A long-term bird and wildlife survey on and around the site of a proposed new surface mine in south east Northumberland is set to draw to a close this month.
As part of developing its proposals for the planned Highthorn site, regional employer Banks Mining commissioned specialist North East ecological consultancy Argus Ecology and environmental consultants Wardell Armstrong to carry out a comprehensive survey of the area to quantify its use through the seasons by all forms of wildlife.
The survey has been ongoing since the winter of 2012, in order to provide a wide-ranging dataset that enables year-on-year comparisons to be made, and while the work has focused primarily on birds due to their predominance in the area, other forms of wildlife have been included too.
The Argus Ecology team also used a new environmental DNA method to test for the presence of newts during their time on site.
The final tranche of Argus’s survey work will take place this month, with reports on their findings and how local habitats could best be managed during the Highthorn project if it gets the go-ahead set to be included in the planning application that is expected to be submitted later this year.
The proposed Highthorn surface mining scheme would be located to the South East of the village of Widdrington, inland from Druridge Bay, and would run for between eight and ten years from the proposed start of operations in 2016 through to the completion of restoration. If the project goes ahead, any mining operations at Highthorn would take place several hundred yards away from the bay itself.

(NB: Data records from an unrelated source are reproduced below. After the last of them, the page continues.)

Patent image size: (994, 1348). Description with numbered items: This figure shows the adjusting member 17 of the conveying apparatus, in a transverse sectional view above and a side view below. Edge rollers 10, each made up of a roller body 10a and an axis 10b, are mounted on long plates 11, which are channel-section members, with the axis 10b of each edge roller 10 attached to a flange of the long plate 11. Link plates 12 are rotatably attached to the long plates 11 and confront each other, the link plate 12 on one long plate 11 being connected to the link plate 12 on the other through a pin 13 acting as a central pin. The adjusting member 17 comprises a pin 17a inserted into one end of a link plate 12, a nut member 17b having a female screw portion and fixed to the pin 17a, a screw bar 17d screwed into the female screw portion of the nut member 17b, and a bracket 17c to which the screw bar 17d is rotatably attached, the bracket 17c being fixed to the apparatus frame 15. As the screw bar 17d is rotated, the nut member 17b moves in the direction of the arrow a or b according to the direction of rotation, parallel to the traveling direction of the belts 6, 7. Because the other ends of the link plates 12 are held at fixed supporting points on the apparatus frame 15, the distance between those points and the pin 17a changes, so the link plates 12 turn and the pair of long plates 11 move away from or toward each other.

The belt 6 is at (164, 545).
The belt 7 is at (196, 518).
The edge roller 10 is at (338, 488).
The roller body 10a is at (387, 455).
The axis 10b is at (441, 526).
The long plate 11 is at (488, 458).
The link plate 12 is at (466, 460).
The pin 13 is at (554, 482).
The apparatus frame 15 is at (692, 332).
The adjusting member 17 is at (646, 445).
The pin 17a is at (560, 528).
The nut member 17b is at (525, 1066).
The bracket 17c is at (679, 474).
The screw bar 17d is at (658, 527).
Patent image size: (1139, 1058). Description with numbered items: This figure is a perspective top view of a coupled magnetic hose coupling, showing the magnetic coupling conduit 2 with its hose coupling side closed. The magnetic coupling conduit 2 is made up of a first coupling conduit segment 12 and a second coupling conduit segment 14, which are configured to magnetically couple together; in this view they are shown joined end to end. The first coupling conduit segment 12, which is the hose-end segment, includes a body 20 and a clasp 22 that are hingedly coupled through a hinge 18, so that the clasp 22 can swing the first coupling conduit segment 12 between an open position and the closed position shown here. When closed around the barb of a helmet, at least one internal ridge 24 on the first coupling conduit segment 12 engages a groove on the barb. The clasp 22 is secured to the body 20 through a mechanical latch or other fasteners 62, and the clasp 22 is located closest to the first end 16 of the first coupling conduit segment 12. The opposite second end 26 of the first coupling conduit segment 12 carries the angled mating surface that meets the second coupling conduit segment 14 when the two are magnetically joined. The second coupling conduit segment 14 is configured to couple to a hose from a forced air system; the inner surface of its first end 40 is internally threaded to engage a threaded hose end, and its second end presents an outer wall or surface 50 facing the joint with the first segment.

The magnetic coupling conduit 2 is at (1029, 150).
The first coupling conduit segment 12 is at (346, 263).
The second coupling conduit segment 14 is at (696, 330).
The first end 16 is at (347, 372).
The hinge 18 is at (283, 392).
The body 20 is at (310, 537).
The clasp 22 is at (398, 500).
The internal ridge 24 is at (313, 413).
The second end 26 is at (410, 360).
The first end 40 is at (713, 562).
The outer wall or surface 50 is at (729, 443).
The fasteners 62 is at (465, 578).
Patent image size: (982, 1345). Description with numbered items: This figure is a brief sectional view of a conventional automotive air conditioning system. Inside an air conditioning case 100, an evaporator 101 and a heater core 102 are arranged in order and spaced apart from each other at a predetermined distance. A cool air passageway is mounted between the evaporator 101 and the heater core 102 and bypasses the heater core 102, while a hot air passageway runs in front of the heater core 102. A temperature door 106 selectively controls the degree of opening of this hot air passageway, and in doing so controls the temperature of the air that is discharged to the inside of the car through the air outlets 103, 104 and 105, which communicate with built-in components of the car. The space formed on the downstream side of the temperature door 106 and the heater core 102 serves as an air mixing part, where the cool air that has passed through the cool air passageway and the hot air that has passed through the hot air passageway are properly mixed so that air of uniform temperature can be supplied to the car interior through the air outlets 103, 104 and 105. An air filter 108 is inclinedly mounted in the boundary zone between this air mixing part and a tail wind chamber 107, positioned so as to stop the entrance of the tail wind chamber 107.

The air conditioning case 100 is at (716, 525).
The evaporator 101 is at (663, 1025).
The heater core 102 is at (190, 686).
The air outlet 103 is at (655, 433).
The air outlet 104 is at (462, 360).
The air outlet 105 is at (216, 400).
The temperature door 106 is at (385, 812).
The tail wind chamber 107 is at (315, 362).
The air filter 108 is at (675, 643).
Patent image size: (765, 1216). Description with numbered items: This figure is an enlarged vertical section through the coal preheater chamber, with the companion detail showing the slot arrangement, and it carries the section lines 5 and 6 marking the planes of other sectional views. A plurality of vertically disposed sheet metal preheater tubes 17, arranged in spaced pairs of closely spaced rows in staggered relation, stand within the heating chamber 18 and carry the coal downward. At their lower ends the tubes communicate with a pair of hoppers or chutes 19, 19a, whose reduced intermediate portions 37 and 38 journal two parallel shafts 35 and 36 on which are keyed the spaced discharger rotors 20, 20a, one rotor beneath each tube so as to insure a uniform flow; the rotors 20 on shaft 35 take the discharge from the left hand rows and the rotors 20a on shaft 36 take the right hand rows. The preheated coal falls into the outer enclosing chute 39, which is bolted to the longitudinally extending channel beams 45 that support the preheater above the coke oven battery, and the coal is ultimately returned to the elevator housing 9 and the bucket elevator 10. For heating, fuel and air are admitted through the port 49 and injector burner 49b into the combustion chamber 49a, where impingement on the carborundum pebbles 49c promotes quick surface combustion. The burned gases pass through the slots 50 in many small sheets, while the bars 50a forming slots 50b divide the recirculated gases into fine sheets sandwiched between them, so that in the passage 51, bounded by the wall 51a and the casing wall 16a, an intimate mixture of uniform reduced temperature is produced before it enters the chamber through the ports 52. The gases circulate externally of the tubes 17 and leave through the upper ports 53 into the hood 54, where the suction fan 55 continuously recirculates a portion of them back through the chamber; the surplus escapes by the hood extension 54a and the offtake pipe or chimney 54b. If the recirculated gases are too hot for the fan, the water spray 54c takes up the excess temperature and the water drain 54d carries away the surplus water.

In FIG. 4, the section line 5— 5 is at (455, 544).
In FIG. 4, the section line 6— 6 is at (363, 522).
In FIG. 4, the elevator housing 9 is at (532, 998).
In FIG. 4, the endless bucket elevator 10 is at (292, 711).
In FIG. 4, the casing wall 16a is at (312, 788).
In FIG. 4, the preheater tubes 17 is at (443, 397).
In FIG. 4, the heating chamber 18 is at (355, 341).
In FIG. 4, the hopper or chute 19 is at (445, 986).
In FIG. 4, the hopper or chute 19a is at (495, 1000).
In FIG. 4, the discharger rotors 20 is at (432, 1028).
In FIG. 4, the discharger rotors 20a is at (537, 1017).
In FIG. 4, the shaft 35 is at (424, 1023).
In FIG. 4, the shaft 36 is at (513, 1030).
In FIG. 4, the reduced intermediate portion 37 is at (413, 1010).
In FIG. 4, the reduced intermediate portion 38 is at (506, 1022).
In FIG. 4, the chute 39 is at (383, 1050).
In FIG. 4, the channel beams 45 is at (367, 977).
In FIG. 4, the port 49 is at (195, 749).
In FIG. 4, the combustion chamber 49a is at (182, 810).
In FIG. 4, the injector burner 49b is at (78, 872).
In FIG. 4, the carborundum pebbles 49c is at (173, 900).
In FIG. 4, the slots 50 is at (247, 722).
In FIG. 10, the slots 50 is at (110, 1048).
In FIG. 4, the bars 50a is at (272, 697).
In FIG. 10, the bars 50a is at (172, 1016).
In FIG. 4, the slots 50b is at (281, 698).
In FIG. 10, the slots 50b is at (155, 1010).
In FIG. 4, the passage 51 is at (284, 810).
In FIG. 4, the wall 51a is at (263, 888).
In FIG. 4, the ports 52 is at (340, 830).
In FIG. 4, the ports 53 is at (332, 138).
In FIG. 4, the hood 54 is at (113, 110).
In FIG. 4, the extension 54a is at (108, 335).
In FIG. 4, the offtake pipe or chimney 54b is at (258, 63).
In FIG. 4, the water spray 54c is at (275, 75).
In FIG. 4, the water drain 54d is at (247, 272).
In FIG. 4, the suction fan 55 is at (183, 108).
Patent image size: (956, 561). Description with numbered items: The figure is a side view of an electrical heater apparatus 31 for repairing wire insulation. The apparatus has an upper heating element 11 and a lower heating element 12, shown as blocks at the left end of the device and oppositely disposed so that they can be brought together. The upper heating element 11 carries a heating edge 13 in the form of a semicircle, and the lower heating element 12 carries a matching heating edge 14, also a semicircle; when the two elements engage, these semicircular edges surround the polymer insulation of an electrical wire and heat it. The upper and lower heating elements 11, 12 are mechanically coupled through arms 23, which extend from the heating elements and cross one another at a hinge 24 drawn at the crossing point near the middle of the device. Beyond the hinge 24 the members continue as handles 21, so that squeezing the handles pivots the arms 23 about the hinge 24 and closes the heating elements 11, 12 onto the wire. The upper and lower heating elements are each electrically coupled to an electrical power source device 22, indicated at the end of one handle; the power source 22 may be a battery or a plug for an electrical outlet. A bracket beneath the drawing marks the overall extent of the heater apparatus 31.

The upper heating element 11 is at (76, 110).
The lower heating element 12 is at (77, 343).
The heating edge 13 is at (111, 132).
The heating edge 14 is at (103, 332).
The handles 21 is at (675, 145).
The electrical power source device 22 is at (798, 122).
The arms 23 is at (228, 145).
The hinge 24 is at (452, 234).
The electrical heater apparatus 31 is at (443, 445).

Kevin Honour, director at Argus Ecology, says: “The primary focus has been around geese and wading birds, which reflects priorities in the Druridge Bay area, but with many other species of fauna present in the area, we’ve also monitored their use of the areas in and around the Highthorn site.”
Chris Rogers, technical director at Wardell Armstrong, adds: “Gathering more than two years’ worth of data more than matches with the demands of the local planning authorities for this sort of survey work, and enables accurate, quantifiable data comparisons to be made for the same seasons in different years which can then be used to help identify the best way to both protect and enhance existing habitats and create new ones.”
Family-owned Banks Mining employs more than 200 people at its Shotton and Brenkley Lane surface mines near Cramlington, and its local operations contribute around £35m to the regional economy every year through wages, investments, business rates and the local supply chain.
A series of independently-chaired workshops that have been attended by over 250 people has been running since the start of the year to enable local people to meet with the Highthorn project team and to help shape the plans the team is developing.
Mark Dowdall, environment and community director at The Banks Group, says: “As a major local employer that has worked in Northumberland for more than 30 years, we know this longstanding coal field area extremely well, and with its proximity to the popular beach and wildlife attractions at Druridge Bay, we understand that the Highthorn proposal is in a unique and sensitive location.
“The survey work that’s been undertaken over the last two and a half years provides a very clear and properly quantified picture of wildlife use of the area, as well as local habitats, and is helping us to develop appropriate plans to protect and enhance the area to maintain suitable habitats during operational work on the site, if it is granted planning permission.
“Discussions are also
continuing with a wide cross-section of conservation groups alongside the local community on the Highthorn project, to help ensure that we protect existing valuable habitats and explore opportunities to enhance the local environment and habitats, as well as provide improved facilities for visitors and tourists.
“The landscaping work we’ve carried out at and adjacent to over 100 operational and restored surface mine sites have won many awards for their excellence in terms of landscaping, environmental and sustainable development, and we are committed to maintaining these standards across the Highthorn scheme.
“We firmly believe that this site could offer real and lasting social, economic and environmental benefits for the surrounding area, as well as helping to sustain a significant number of jobs, and we will continue to keep local people informed of progress as our plans develop.”